Dr. Martin: So as you can see, Biggie Smalls is truly an icon. All of the elected officials from the top executive in New York City, the public advocate and our attorney general all grew up on Biggie Smalls. As a mother, we have to pay homage to his mom, Mrs. Wallace for lending her son to us.
Dr. Martin: As a mother, we understand the pain that Mrs. Wallace felt when her son was taken away from her unexpectedly. To his son, C.J., who is 25 years old. He is actually six months older than his father lived to be. I think about six months, maybe three months, I made an error. Biggie was 24 years old and nine months when he was killed. 25 years later, we are still talking about the heroes of gun violence. So we appeal to all of you young people who know his music and who love his legacy, and who want Biggie to remain as iconic as he is, to lay the guns down. To lay the guns down.
Dr. Martin: This is truly a bittersweet moment, a moment when we acknowledge his greatness, but posthumously, we know that he is here with us in spirit, but he should be with us yet alive. So I had to say those words for my baby, C.J., who has meant so much to all of us for ensuring that his father's legacy has stayed alive. So without any further ado, I introduced to you, C.J. Wallace, son of the Notorious Biggie Smalls.
C.J. Wallace: Thank you so much. Thank you, Ingrid. I just want to say thank you everybody, thank you, Ingrid, obviously. Thank you, Fred. Thank you, Eric. Appreciate you guys so much. This is a huge moment for the family. We wouldn't be able to be here without you guys and just everything. Continuing to keep the legacy alive. I wouldn't be doing anything else with my life. Ever since I was 14, 15, when I really had to realize how important this family legacy was, I made it my life.
Wallace: This is all I can do. I can't go a day without thinking about who my father is and the impact that he was able to make and it inspires me to continue to do the same thing in my own way, but continue to obviously keep Brooklyn first, keep New York first. I do live in LA, but my ties are here, forever. I know I'm being told to get back out here as soon as possible. But yeah, man, this is a lot for me to really process and take in. I wish my sister was here obviously to be here, she couldn't make it. Just want to thank you guys. Thank you so much, thank you.
Mayor Adams: So this proclamation is from the Office of the Mayor and I'm going to read the last paragraph where I think it really personifies, “Whereas it is impossible to overstate Christopher Wallace's titanic impact on the hip-hop genre and his role in music history. Though his career was brief, ending far too soon, Biggie continues to be an inspiration to many in our city and far beyond.

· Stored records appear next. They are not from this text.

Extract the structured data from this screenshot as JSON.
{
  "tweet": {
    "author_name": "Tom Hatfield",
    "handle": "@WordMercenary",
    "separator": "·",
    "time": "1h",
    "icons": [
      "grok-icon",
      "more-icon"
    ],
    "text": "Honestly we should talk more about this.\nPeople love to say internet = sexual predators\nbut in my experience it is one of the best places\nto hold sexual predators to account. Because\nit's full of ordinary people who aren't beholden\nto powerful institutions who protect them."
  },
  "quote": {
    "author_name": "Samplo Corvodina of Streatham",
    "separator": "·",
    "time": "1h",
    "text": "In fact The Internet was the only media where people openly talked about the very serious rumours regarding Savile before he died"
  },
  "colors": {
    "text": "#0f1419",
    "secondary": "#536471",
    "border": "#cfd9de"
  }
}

Mayor Adams: “He has earned his unquestioned status as a music legend as well as an actor, artist, poet, and teacher. But it was the bottomless well of love he had for his family, especially his mother, daughter, dream, Wallace's son, Christopher, C.J., affectionately called C.J., for which he is most remembered by those who knew him best. Biggie leaves behind an immensely powerful legacy and it gives me great pleasure to recognize his achievements, his lustrous career and incredible life.
Mayor Adams: “Today, I'm proud to join the family, loved ones and millions of devoted fans in celebrating the 50th birthday of the late Christopher Wallace, A.K.A. Biggie. Now therefore I, Eric Adams, mayor of the City of New York, do hereby proclaim Saturday, May 21st, 2022 in the City of New York as Big Day.”
Mayor Adams: I bet you this is the first time Biggie was played in City Hall.
Wallace: Thank you so much. Wow. Good to see you man.